Hallo,
möchte hier mal eine grad unter Hunde"leuten" heiße Frage in den Raum werfen und bin gespannt auf eure Meinungen:
Von sehr vielen (z.T. selbsternannten) Tierpsychologen, -kennern, -trainern usw. wird ja immer wieder von Rudelordnung gesprochen und davon, wie elementar wichtig es ist, dass der Hund seinen Patz in diesem sozialen Gefüge genau kennt (durch verschiedene Maßnahmen wie Reihenfolge beim Essen, Liegeplätze und und und).

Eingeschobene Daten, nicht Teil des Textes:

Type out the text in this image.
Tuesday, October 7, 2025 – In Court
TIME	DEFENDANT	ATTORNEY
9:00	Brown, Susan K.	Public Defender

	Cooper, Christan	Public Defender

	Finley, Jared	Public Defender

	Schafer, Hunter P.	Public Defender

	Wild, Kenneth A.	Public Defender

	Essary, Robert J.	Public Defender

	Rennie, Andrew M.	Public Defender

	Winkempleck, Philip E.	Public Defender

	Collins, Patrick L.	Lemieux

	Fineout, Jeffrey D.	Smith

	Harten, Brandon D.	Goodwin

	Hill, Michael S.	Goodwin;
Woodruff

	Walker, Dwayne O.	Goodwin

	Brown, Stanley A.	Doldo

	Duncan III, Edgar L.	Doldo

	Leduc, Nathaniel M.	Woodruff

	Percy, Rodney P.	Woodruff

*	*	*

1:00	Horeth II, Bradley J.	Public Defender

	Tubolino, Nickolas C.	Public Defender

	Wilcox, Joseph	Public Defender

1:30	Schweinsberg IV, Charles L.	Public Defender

Auch die Hundesprache wird oft in diesen Kontext gestellt (so sagt z.B. Martin Rütter, dass das Anspringen durch den Hund immer „Pöbelei“ und niemals ein Zeichen der Freude ist, dass Anstarren durch den Mensch vom Hund als Drohgebärde aufgefasst wird usw.). Die sehr umstrittene Thematik „Dominanz“ ist hier auch noch so ein Punkt.
Nun gibt es aber recht neue Untersuchungen, die wissenschaftlich belegen, dass Rudel nur innerhalb EINER Art gebildet werden - demnach also NICHT im Zusammenleben Hund-Mensch (und dass außerdem ein Rudelleben in freier Natur GANZ anders aussieht als das hierarchische (in Gefangenschaft entstehende) Modell, das immer gezeichnet wird).
Das alles stellt dann aber so einige „moderne“ Ansätze der Hundeerziehung/-ausbildung sehr in Frage - denn wenn der Mensch gar nicht Rudelmitglied oder Rudelführer ist, wird der Hund erstens uns (sich an Rudelverhalten orientierende) Menschen an vielen Stellen nicht verstehen und wir werden die Hundesprache auch teilweise missverstehen, da der Hund mit dem Mensch eben anders kommuniziert als mit Artgenossen.
Ich finde diese Widersprüchlichkeit unbefriedigend - gibt`s irgendwo was wirklich Erhellendes dazu?